Chemistry

Galactose

Galactose

Galactose

Definition

Galactose is a monosaccharide commonly occurring in lactose and in certain pectins, gums, and mucilages. Its chemical formula: C6H12O6. It is a monosaccharide sugar that is less sweet than glucose and fructose. It is a C-4 epimer of glucose. It is usually found in nature combined with other sugars, as, for example, in lactose (milk sugar). Galactose is also found in complex carbohydrates (see polysaccharide) and in carbohydrate-containing lipids called glycolipids, which occur in the brain and other nervous tissues of most animals.

Galactose is not an essential nutrient, which means we do not need to get it from food to be healthy; galactose can be synthesized in the human body from glucose. Galactose is absorbed in the small intestine by the same mechanism as glucose that is by the help of SGLT-1 and GLUT-2 transport proteins in the small intestinal lining.

In the rare genetic disorder glucose-galactose malabsorption, the absorption of galactose and glucose is reduced.

 

Sources, Structure and Functions of Galactose

Galactose is an aldohexose that occurs naturally in the D-form in lactose, cerebrosides, gangliosides, and mucoproteins. The main dietary source of galactose is lactose from milk and yogurt, which is digested to galactose and glucose. Foods containing small amounts of free galactose include low-lactose or lactose-free milk, certain yogurts, cheeses, creams, ice creams and other foods artificially sweetened with galactose. Plain natural foods (fruits, vegetables, nuts, grains, fresh meats, eggs, milk) usually contain less than 0.3 g galactose per serving.Certain medications may contain galactose as filler.

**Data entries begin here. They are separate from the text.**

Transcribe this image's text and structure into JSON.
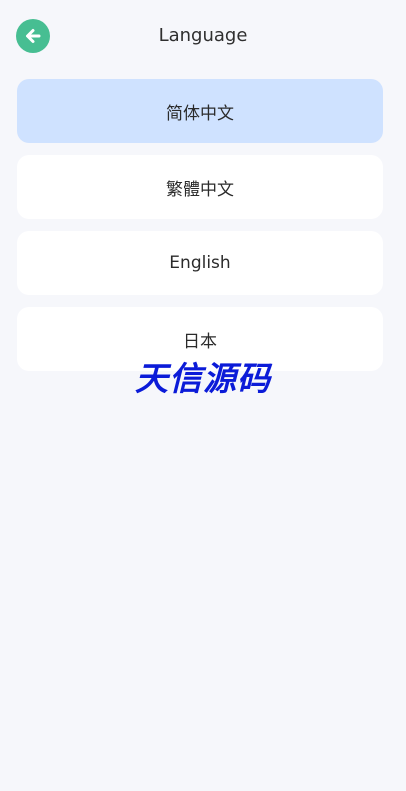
{
  "header": {
    "title": "Language",
    "back_icon": "arrow-left-icon"
  },
  "languages": [
    {
      "label": "简体中文",
      "selected": true
    },
    {
      "label": "繁體中文",
      "selected": false
    },
    {
      "label": "English",
      "selected": false
    },
    {
      "label": "日本",
      "selected": false
    }
  ],
  "watermark": {
    "text": "天信源码"
  },
  "colors": {
    "background": "#f6f7fb",
    "accent": "#47be92",
    "selected_item": "#cfe2ff",
    "item": "#ffffff",
    "watermark": "#0b1bd8"
  }
}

Galactose exists in both open-chain and cyclic form. The open-chain form has a carbonyl at the end of the chain. Four isomers are cyclic, two of them with a pyranose (six-membered) ring, two with a furanose (five-membered) ring. Galactose is a monosaccharide. When combined with glucose (monosaccharide), through a condensation reaction, the result is the disaccharide lactose. The hydrolysis of lactose to glucose and galactose is catalyzed by the enzymes lactase and β-galactosidase. The latter is produced by the lac operon in Escherichia coli.

In the human body, most of the ingested galactose is converted to glucose, which can provide 4.1 kilocalories per gram of energy, which is about the same as sucrose.

Galactose can bind to glucose to make lactose (in breast milk), to lipids to make glycolipids (for example, molecules that constitute blood groups A, B and AB), or to proteins to make glycoproteins (for example, in cell membranes).

 

Galactose Metabolism

Lactose hydrolysis by intestinal lactase leads to Gal release, together a glucose molecule. It is a β-(1→4)-glycosidic reaction. Lactase activity is present in a multifunctional enzyme containing also an active site capable of hydrolyzing milk glycolipids (ceramides to yield fatty acids and sphingosine). Also bacterial β-galactosidase in yogurt is able to convert milk sugar into its  constituent  monosaccharides.

Most of the absorbed galactose enters the liver, where it is mainly converted to glucose, which is then either incorporated into glycogen or used for energy.